ARTICLE

From Process to Intelligence: Inside J&J’s BPM-Driven AI Transformation

Borke Van Belle has built a distinguished career at Johnson & Johnson, spanning over two decades, beginning in 1998. With a background as a Bio-engineer in Chemistry, he established his foundational expertise in Quality Assurance and the complex processes of pharmaceutical production. Having served in various leadership roles within J&J, his experience provides a deep, process-centric understanding of operational excellence. As the Senior Director and Head of R&D Quality Process & Data Management for Innovative Medicine, he now focuses on how Business Process Management (BPM) is enabling the organization to successfully scale new Artificial Intelligence (AI) solutions across the enterprise. His insights are vital to understanding the role of BPM in driving J&J’s ongoing digital transformation and AI implementation strategy. 

How has BPM enabled J&J to scale AI? 

Johnson & Johnson (J&J) is transforming its approach to process management, moving from traditional documentation methods to a more dynamic, AI-enabled BPM framework. This shift is not just a technology upgrade, it’s a strategic foundation for the company’s future. 

Historically, J&J maintained standard operating procedures (SOPs) in two places: as documents in a document management system and as process maps within a BPM tool. This created inefficiencies, as every procedural update had to be manually made in both places. 

To resolve this, J&J is adopting a single-source approach using the ARIS BPM tool. Rather than duplicating SOPs, the ARIS system now serves as the central repository for BPMN process maps, complete with their data and metadata. From this structured format, SOPs are automatically generated and published into the document management system. This transition marks a significant evolution from managing static documents to managing structured, reusable content.  With over 45,000 procedures in use across the company, J&J recognized the need for automation to digitize and structure its content. AI tools are being used to read and analyze existing SOPs, transforming them into BPMN-compliant process maps. This digitization allows J&J to integrate SOPs into a standardized, centralized system, laying the groundwork for advanced analytics, traceability and continuous improvement. 

What AI-specific benefits does BPM provide J&J? 

Operating in a highly regulated industry, J&J must comply with over 2,000 global regulations. This requires constantly reviewing updates to ensure compliance across its quality systems. 

To address this, the company has developed a solution that leverages large language models (LLMs) to compare regulatory content against internal process maps. This capability enables: 

  • Gap analysis between new regulations and existing processes. 
  • Heat maps to visualize where regulatory mismatches exist. 
  • Suggested mitigations to bring processes back into compliance. 

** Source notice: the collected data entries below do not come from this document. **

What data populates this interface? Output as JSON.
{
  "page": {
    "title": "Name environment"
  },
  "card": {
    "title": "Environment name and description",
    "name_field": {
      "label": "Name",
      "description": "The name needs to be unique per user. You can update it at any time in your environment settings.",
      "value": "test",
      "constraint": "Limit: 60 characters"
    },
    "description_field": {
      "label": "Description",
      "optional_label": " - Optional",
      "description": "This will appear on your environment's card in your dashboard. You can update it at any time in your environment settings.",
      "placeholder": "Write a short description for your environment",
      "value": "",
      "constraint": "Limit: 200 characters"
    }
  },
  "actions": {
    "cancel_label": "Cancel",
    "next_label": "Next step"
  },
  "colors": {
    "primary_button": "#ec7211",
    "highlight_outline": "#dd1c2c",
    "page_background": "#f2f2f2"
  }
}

Instead of manually reviewing thousands of pages of regulatory texts, J&J can now use AI to identify impact areas efficiently, ensuring proactive and accurate compliance. 

What role will BPM play in J&J’s ongoing AI implementation? 

Looking to the future, J&J plans to bring AI even closer to its employees. The vision includes a ChatGPT-style virtual assistant that enables staff across the organization to interact directly with the BPM system. By embedding AI at every step of the value chain, from authoring processes to consuming them, J&J is building a smart, responsive and user-centric quality management system. 

One of the most transformative AI applications J&J is investigating is the use of agentic AI, autonomous systems capable of performing complex tasks across systems. While these AI agents promise massive efficiency gains, they introduce new challenges: 

  • How do you audit an AI agent’s actions? 
  • How can AI decision-making remain explainable to regulators? 
  • How do you maintain human oversight (“human in the loop”) in safety-critical processes? 

Regulatory frameworks like the EU AI Act as valuable guidance, highlighting the importance of transparency, accountability and explainability in AI deployments, particularly in life sciences. 

For J&J, this means designing AI systems that not only function effectively but are also traceable and verifiable, able to stand up to inspection by global health authorities. Another future-facing initiative involves bridging the gap between process design and real-world execution. Currently, J&J is optimizing and standardizing processes based on human workflows, but the next step is creating a closed-loop system where BPM is tightly connected to operational data. 

As J&J continues to evolve, its investment in structured, explainable and auditable processes will ensure that innovation is not only fast, but safe, compliant and sustainable.